If the Fed allows the number of reverse repurchase agreements to decrease, that means the amount of excess reserves in the banking system will have to increase unless the Fed starts selling securities from its portfolio and removing them from its portfolio. balance sheet.

The Fed faces a real dilemma.

Does it allow reverse repurchase agreements to stay as high as they are and just sell securities, or, in an effort to further balance its balance sheet, does the Fed sell securities from its portfolio while allowing reverse repurchase agreements to decrease at the same time.

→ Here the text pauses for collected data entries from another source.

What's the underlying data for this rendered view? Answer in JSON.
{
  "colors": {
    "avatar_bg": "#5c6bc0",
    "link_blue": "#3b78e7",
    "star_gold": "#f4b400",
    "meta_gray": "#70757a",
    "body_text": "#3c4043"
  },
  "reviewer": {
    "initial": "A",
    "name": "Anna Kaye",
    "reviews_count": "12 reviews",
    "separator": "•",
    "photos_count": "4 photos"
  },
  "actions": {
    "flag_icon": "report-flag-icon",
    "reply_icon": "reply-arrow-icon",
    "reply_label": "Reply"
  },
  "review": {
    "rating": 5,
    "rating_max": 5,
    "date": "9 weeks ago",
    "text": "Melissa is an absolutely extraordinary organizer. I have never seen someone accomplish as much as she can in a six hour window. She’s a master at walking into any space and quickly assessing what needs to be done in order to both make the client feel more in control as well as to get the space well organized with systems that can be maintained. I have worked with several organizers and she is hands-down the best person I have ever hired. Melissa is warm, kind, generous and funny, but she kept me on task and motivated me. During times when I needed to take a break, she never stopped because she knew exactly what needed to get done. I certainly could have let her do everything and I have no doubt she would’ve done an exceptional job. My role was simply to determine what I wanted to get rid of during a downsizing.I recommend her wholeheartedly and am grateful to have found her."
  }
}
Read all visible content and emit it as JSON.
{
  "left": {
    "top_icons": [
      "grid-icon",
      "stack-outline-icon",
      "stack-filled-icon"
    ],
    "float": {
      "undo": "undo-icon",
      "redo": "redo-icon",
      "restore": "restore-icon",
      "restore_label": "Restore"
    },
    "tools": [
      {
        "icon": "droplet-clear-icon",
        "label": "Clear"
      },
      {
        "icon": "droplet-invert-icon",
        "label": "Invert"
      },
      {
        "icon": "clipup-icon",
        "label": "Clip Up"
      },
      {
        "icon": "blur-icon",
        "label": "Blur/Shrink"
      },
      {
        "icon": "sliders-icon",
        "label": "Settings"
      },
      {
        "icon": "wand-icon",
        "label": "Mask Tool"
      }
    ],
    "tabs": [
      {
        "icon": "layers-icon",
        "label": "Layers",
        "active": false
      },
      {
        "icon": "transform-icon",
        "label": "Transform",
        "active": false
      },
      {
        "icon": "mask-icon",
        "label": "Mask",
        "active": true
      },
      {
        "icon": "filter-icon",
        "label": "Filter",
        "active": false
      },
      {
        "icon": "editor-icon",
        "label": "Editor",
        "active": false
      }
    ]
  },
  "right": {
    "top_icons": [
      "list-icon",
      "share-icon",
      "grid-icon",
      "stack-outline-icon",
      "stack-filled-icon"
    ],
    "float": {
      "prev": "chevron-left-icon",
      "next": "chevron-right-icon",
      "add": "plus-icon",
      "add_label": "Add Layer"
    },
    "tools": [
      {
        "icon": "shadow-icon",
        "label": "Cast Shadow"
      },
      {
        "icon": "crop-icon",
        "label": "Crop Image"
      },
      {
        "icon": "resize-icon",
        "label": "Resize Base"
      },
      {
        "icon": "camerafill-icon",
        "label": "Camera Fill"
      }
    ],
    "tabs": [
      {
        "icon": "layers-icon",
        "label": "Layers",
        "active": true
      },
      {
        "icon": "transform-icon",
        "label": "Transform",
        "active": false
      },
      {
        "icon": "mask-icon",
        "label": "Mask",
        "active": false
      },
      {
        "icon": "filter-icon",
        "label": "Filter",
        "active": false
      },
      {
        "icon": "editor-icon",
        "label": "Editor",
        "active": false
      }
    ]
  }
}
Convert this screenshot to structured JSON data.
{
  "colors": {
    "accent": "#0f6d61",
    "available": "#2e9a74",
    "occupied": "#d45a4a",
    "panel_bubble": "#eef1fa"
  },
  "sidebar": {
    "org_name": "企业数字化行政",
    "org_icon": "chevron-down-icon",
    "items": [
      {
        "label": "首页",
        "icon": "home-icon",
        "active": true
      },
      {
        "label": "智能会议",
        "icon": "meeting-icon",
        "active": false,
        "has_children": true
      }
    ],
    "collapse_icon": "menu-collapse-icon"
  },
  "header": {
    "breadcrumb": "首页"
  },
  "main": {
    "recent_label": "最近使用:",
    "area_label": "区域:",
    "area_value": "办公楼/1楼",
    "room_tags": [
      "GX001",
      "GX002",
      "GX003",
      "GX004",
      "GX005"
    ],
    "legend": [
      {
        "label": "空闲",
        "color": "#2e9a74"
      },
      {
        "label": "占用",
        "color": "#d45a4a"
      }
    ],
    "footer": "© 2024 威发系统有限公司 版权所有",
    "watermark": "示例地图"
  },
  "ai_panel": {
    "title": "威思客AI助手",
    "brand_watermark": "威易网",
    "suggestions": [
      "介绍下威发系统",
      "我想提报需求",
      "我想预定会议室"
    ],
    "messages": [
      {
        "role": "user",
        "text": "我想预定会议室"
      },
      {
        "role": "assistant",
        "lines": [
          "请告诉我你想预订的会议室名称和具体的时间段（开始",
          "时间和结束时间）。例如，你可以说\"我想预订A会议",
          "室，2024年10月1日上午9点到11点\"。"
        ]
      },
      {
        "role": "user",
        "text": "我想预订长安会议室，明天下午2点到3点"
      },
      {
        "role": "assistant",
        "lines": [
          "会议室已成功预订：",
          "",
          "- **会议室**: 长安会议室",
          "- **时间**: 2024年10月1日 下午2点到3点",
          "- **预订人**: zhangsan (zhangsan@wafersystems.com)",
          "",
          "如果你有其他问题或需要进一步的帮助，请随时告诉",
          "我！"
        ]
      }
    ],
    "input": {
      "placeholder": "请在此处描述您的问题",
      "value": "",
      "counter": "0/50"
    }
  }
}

We have heard very little about how the Fed is going to fight inflation by reducing the huge amount of liquidity it has pumped into the economy over the past two years.

Traders are aware

Traders in the forex market should be aware of this dilemma facing the Fed and see the dilemma facing it.

The problem is that if the Fed does not effectively reduce reserve balances in commercial banks, inflation will continue and since US inflation appears to be worse than that faced by other major regions of the world, the value of the US dollar must fall against other major currencies.

If the Fed refuses to start withdrawing reserves from the banking system, a whole different picture emerges.

This picture includes a declining stock market, a possible second recession and further political unrest in the United States.

The Federal Reserve, under the leadership of Mr. Powell, tried in every possible way to avoid creating a stock market decline and economic disruption.

The Fed Powell has always tried to err on the side of not making a mistake that would hurt the economy. That is why we are in the situation we find ourselves in today.

In my opinion, traders in the forex market recognize this fact and that is why the value of the US dollar seems to be falling. This is a different picture from the one that was drawn in the fall of 2021.